The bill strengthens federal–local immigration cooperation and preserves funding and legal tools for enforcement—speeding federal custody and protecting officers from liability—while reducing local discretion, raising privacy and civil‑liberties risks, and exposing jurisdictions to funding loss or litigation that could weaken local public safety.
State and local law enforcement agencies will be required to notify DHS and receive DHS verification responses, enabling faster federal assumption of custody for noncitizens and improving coordination between local and federal authorities.
State and local governments that comply with federal immigration-cooperation requirements will retain eligibility for DOJ law-enforcement grants, preserving funding for local public-safety programs.
Extending federal-style immunity shields state and local officers from personal liability when they cooperate with immigration enforcement, reducing legal risk for routine information sharing and transfers.
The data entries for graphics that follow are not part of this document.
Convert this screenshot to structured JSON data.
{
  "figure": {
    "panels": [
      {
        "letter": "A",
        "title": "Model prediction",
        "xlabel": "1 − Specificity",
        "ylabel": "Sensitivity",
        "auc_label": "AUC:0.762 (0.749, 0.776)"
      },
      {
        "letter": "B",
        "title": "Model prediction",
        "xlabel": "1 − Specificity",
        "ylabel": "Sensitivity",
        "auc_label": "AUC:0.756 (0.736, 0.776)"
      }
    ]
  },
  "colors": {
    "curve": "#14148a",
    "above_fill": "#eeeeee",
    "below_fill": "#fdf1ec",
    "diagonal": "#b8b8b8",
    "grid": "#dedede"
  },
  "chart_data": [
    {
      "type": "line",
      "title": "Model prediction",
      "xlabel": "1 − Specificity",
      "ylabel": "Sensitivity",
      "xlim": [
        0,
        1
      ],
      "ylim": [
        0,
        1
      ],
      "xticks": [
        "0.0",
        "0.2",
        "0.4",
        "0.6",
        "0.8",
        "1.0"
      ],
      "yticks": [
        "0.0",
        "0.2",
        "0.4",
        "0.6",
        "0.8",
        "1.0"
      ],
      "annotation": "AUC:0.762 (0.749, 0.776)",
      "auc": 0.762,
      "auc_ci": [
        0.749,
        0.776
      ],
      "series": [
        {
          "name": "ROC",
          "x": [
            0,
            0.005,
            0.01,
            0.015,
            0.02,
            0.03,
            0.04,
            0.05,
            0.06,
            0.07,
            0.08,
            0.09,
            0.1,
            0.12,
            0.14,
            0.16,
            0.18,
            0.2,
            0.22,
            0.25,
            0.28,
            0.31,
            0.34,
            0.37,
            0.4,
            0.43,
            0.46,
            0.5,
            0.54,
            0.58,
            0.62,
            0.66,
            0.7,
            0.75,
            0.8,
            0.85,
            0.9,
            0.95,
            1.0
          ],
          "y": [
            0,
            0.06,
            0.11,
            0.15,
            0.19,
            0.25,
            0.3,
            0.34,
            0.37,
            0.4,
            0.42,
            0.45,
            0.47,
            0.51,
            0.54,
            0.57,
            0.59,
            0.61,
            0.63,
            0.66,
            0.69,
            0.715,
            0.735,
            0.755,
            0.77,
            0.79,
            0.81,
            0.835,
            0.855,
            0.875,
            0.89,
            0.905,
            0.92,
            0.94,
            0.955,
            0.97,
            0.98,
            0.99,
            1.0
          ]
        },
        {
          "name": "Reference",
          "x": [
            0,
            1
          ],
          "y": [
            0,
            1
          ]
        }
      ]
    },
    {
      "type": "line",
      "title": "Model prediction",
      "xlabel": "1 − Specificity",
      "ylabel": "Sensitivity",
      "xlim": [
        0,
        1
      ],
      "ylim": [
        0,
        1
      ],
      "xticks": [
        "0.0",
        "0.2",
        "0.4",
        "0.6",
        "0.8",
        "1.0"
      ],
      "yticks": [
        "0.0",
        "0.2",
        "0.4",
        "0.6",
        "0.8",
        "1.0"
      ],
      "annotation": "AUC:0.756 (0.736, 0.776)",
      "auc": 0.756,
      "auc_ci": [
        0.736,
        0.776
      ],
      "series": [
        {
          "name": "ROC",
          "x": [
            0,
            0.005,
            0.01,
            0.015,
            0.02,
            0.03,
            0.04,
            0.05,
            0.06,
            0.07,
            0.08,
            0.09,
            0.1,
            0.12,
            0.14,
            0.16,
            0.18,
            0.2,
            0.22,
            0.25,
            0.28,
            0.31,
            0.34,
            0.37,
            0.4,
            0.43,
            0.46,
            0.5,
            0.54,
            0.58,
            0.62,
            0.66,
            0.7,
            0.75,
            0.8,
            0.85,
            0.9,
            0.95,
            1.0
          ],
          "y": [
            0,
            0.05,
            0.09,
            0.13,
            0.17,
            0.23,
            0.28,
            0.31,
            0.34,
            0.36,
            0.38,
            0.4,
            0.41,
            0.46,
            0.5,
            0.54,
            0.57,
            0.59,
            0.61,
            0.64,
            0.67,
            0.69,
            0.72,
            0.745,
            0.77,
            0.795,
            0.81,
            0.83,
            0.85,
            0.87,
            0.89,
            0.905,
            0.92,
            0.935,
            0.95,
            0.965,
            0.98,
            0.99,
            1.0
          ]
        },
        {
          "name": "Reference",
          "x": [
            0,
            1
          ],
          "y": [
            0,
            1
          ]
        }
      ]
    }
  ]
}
Immigrants (and people in local custody) face faster detection, transfer to federal custody, and mandatory holds (up to 48 hours after unscheduled judicial releases), increasing risk of detention, removal, and prolonged deprivation of liberty without additional procedural safeguards.
State and local jurisdictions risk losing DOJ law-enforcement grant funding if deemed in 'knowing' violation, which could reduce local policing resources and public-safety capacity in affected communities.
Mandated broad information-sharing and verification requirements limit local policy flexibility to withhold or restrict immigration-related data, undermining community trust, local public‑safety strategies, and community-policing efforts.
Based on analysis of 4 sections of legislative text.
Introduced February 9, 2026 by Buddy Carter · Last progress February 9, 2026
Prohibits state and local laws, policies, or practices that bar or materially restrict sharing immigration- or custody-related information with federal, state, or local governments. Requires jurisdictions to notify DHS before scheduled releases (within 48 hours) and immediately for unscheduled court-ordered releases, allows up to a 48-hour hold for unscheduled judicial releases, obligates DHS to respond to verification requests, extends federal-style immunity to state and local officers acting under these duties, and authorizes the Attorney General to sue to enforce compliance and to make courts’ findings of knowing noncompliance a basis to bar jurisdictions from Department of Justice law-enforcement grants.